En 2020, la agroindustria fue uno de los pocos sectores que siguió creciendo, a pesar de los efectos de la crisis en varios segmentos de la industria. Según el Informe Macrosectorial Anual 2020, publicado por Costdrivers, una plataforma de inteligencia de mercado que mide indicadores y analiza proyecciones para los tomadores de decisiones en los sectores de compras y suministros, incluso antes de que estallara el Covid-19, los precios de la soja y del maíz ya se estaban acelerando debido a a los precios internacionales.
El elevado volumen de exportaciones, principalmente de soja y maíz, siguió favoreciendo el alza de precios, agravada por las restricciones de oferta en América del Sur. El azúcar, otro componente destacado de la producción nacional, fue el menos afectado en 2020, debido a la caída de los precios del petróleo. . Sin embargo, con la recuperación de los mercados y la estacionalidad del sector, los precios comenzaron a crecer nuevamente, pese a haber presentado el resultado acumulado más bajo del año frente a la soja y el maíz.

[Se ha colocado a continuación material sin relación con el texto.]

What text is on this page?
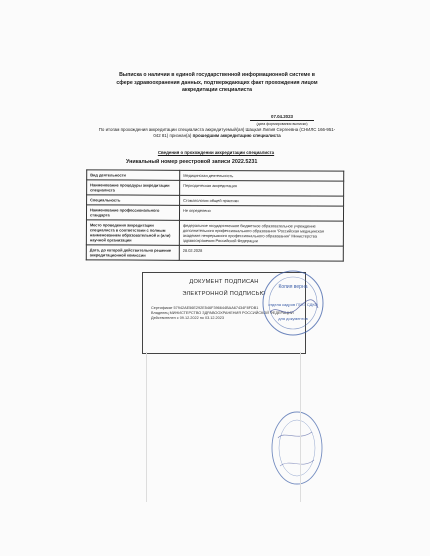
Выписка о наличии в единой государственной информационной системе в сфере здравоохранения данных, подтверждающих факт прохождения лицом аккредитации специалиста
07.04.2023
(дата формирования выписки)
По итогам прохождения аккредитации специалиста аккредитуемый(ая) Шацкая Лилия Сергеевна (СНИЛС 166-951-042 81) признан(а) прошедшим аккредитацию специалиста
Сведения о прохождении аккредитации специалиста
Уникальный номер реестровой записи 2022.5231
Вид деятельности	Медицинская деятельность
Наименование процедуры аккредитации специалиста	Периодическая аккредитация
Специальность	Стоматология общей практики
Наименование профессионального стандарта	Не определено
Место проведения аккредитации специалиста в соответствии с полным наименованием образовательной и (или) научной организации	федеральное государственное бюджетное образовательное учреждение дополнительного профессионального образования "Российская медицинская академия непрерывного профессионального образования" Министерства здравоохранения Российской Федерации
Дата, до которой действительно решение аккредитационной комиссии	28.02.2028
ДОКУМЕНТ ПОДПИСАН
ЭЛЕКТРОННОЙ ПОДПИСЬЮ
Сертификат 57942AE56E292E546F396644BAA67434F8FDB1
Владелец МИНИСТЕРСТВО ЗДРАВООХРАНЕНИЯ РОССИЙСКОЙ ФЕДЕРАЦИИ
Действителен с 09.12.2022 по 03.12.2023
Копия верна
отдела кадров ГБУЗ СДКО
для документов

Para 2021, el Informe Macrosectorial Costdrivers pronostica una acumulación de precios más contenida para este año, con la soja alcanzando un máximo del 17,88%, mientras que el maíz se mantiene en el 21%. El azúcar debería presentar un aumento del 10,18% a diciembre/2021.
En 2020, el precio acumulado de la soja alcanzó el 74,19%, mientras que el del maíz alcanzó el 56,43%. El azúcar estuvo por debajo del 40%, finalizando diciembre con un acumulado de 38,16%. Para Igor García, economista de Costdrivers, el fenómeno de La Niña ha perdido fuerza desde finales de 2020, pero sus efectos aún se sienten, especialmente en la cosecha de maíz, por las escasas lluvias, lo que podría contribuir al aumento de los precios. El aumento de las exportaciones también es otro factor importante que respalda estas transferencias.
Sin embargo, estas expectativas están vinculadas a la situación fiscal actual. Si la reforma implica un aumento de impuestos al sector, existe el riesgo de que Brasil pierda competitividad en las exportaciones, además de que los precios de los alimentos aumenten aún más, perjudicando al consumidor final, afirma García.
Según el Instituto de Investigaciones Económicas Aplicadas (Ipea), el PIB de la agroindustria debería crecer un 3,2% este año y la producción también debería aumentar. Según previsiones de la Empresa Nacional de Abastecimiento (Conab), la producción de maíz debería aumentar un 9,1% y la de soja un 10,5%. Si el año pasado Brasil registró cosechas récord de soja, maíz y algodón, así como de caña de azúcar, en 2021 las cosechas también deberían mantenerse por encima de la media.
“En este escenario, la oferta y la demanda están en igualdad de condiciones, lo que debería contribuir a la baja de precios. Sin embargo, las exportaciones reducen el stock nacional, lo que aumenta los precios para el mercado interno y, en consecuencia, para el consumidor final, quien es el punto que más sufre esta volatilidad”, destaca el economista.
Si, por un lado, las exportaciones no pueden disminuir, ya que son esenciales para mantener positiva la balanza comercial del país, por el otro, recortar los aranceles a las importaciones es una forma eficaz de intentar reducir estas transferencias.
La medida gubernamental de reducir a cero los impuestos a las importaciones de soja y maíz para finales del primer trimestre de este año ayudó a mantener los valores estables. Pero, con el regreso de los aranceles y el flujo de exportaciones, la tendencia es que los consumidores sigan sintiendo el peso de la canasta básica.
La solución para una reducción significativa de precios en el mercado interno pasaría necesariamente por reducir los impuestos, además de reducir el gasto público. Es urgente que las reformas económicas y tributarias consideren no solo a los productores y las industrias, sino también al consumidor final, quien paga la factura, concluye García.